Redirect the Stress Energy - Being stressed is actually good for you. It gives you energy. So, instead of freaking out, just use the energy to solve a problem, get stuff done, or exercise.
ASK FOR HELP
I know, we often don't like to share our problems with others, but it helps so much. When we go to others for advice and share with them our problems, our brains release oxytocin. This is commonly known as the cuddle hormone that gets released when we are cuddling with our significant other. This hormone actually fights stress, so talk with someone. They probably can help you see this differently, ease up, and give you a solution.
CROSS YOURSELF OUT
After an extremely stressful day at work, I was arriving home late, walking through my doorway, when my phone buzzed. I looked at it and saw "Help Dan and Pat move." This was the last thing that I wanted to do. I was so tired and so stressed, all I wanted to do was to change into my pj's and veg the rest of the night. Yet, I had committed and my calendar invite reminded me, so I changed into moving clothes and headed on over.
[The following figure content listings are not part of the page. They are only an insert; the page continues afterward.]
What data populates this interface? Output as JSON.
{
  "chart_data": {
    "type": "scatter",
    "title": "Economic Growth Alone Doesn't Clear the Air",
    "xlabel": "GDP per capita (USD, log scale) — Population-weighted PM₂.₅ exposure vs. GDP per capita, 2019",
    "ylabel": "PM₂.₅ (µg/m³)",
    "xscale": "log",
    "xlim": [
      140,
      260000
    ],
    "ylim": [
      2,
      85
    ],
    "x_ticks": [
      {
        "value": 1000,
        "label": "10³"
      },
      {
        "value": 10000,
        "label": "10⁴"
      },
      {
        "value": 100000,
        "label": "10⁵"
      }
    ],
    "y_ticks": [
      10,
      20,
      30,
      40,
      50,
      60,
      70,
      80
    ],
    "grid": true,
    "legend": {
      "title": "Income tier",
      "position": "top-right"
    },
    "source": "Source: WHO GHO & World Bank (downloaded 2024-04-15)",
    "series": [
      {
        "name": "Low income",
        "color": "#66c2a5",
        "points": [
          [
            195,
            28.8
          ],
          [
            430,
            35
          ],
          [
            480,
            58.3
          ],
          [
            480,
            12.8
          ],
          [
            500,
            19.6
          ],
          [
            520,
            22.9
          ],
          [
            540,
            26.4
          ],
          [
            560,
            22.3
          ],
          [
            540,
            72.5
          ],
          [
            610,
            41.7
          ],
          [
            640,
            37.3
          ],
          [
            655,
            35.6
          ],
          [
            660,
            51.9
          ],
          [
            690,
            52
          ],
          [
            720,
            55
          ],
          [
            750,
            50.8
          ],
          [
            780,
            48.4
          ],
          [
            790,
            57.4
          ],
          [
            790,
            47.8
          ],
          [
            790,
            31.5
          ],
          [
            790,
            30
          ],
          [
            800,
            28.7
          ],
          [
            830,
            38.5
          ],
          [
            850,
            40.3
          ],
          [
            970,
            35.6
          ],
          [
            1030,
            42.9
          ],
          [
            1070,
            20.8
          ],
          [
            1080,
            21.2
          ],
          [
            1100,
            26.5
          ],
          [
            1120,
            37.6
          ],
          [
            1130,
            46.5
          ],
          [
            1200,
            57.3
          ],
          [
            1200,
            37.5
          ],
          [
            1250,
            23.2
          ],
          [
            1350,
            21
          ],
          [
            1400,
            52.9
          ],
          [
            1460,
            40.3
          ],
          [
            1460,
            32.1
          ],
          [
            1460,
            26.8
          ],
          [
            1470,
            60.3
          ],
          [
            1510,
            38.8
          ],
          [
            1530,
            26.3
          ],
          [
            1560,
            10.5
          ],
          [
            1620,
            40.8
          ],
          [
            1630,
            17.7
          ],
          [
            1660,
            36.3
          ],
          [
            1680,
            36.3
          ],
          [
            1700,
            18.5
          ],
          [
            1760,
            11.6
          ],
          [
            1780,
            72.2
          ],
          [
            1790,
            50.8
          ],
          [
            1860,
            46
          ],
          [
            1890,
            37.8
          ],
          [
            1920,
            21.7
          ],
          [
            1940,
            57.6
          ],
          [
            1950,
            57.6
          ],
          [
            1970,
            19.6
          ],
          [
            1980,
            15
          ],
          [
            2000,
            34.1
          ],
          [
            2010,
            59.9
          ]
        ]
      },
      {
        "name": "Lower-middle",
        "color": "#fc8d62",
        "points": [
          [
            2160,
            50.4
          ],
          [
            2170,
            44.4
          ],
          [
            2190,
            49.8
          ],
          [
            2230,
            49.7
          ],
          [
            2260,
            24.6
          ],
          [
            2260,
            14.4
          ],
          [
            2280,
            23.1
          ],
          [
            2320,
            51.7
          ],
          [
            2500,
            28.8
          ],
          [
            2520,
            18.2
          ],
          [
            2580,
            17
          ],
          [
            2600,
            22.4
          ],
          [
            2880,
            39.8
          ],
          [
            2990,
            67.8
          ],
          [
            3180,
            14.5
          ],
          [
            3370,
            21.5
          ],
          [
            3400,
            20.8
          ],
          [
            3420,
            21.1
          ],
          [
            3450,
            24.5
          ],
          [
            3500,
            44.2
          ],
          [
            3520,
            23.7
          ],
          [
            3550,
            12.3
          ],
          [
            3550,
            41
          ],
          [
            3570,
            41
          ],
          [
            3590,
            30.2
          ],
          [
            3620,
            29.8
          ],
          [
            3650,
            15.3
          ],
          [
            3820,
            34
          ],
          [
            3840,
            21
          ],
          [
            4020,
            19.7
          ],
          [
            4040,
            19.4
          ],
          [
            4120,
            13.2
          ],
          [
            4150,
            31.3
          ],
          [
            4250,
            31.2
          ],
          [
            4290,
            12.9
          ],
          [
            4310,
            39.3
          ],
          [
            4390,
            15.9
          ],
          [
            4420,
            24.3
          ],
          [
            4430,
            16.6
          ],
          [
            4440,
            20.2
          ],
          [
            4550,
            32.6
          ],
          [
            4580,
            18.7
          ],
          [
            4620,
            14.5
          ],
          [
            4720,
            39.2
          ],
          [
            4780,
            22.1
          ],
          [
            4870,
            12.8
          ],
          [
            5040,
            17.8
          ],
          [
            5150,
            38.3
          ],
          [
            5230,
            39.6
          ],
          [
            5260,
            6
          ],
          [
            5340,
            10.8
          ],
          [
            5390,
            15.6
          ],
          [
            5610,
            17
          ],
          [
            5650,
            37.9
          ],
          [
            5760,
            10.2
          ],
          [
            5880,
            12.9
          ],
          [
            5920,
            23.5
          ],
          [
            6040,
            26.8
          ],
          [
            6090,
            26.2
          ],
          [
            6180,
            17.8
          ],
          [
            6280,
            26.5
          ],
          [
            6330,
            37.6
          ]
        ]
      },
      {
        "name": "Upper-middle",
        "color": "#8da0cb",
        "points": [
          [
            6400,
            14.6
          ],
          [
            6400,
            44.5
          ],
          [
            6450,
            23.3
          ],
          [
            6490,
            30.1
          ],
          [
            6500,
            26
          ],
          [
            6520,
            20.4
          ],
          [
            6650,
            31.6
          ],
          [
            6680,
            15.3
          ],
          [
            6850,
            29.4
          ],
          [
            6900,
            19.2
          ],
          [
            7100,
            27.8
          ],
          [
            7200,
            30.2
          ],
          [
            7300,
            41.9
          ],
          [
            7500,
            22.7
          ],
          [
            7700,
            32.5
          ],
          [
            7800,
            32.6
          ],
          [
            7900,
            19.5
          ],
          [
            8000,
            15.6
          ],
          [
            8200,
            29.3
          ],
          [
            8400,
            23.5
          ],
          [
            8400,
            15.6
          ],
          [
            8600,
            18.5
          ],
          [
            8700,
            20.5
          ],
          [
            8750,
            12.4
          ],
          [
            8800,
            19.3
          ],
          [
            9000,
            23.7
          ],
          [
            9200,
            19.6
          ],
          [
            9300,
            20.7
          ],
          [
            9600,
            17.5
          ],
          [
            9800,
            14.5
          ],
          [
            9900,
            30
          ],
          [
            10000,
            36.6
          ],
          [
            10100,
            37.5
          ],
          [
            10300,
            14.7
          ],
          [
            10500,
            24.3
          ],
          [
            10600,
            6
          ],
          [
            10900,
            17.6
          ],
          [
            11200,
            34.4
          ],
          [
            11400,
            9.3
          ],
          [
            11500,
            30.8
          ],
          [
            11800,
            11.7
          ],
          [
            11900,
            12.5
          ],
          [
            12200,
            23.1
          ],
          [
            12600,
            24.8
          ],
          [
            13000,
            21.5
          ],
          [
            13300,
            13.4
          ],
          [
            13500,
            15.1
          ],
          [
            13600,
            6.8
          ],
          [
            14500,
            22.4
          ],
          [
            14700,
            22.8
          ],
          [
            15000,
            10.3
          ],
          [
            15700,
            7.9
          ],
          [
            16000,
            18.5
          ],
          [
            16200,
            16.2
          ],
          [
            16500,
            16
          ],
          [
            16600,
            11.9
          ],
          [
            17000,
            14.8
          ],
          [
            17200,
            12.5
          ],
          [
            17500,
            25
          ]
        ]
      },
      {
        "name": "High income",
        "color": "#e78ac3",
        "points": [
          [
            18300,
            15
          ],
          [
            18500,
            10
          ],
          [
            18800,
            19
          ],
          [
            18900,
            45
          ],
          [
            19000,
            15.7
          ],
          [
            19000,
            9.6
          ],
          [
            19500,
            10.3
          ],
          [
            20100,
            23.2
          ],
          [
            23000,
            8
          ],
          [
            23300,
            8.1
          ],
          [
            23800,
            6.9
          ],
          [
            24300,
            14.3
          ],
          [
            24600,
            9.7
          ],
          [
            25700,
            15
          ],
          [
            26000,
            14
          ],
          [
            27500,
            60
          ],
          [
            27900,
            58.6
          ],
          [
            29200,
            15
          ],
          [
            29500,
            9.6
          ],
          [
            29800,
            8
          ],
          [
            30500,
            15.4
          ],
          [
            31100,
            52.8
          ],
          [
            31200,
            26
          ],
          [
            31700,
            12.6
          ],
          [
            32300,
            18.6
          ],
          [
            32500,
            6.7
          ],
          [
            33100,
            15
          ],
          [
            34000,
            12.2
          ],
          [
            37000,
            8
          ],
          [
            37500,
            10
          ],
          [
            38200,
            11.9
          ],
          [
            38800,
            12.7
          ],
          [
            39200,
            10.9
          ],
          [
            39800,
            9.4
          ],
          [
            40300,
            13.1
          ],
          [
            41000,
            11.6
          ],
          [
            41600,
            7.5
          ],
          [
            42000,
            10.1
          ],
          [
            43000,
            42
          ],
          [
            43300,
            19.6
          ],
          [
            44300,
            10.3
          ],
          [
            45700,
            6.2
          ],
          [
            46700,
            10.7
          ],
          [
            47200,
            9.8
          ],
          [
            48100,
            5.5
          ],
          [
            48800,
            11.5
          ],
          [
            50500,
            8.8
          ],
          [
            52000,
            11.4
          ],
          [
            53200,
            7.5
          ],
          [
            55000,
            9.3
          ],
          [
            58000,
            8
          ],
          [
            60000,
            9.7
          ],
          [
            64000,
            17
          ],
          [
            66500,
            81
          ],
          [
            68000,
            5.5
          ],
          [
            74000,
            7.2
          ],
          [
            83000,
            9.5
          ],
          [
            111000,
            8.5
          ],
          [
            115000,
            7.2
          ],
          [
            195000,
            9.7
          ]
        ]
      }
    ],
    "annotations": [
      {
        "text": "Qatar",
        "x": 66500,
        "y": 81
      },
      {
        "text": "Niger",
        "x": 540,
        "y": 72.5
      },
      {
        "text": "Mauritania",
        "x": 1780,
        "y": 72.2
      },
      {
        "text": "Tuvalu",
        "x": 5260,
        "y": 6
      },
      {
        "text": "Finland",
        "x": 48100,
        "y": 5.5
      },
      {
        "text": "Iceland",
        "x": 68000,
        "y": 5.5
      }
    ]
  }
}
Well, no one else showed up, they were not fully packed, Dan kept getting distracted and wasn't much help, and it was turning out to be an awful night. Then, after moving the last box, Pat called me over, gave me a big hug, and told me how grateful she was for my help. Suddenly, all my tiredness and stress evaporated. Why? Because I crossed myself out and served others. Service is a great combatant to stress.
As mentioned, stress is part of all of our lives. I hope that some of these ideas, tools, and stories can help you manage it just a little bit better.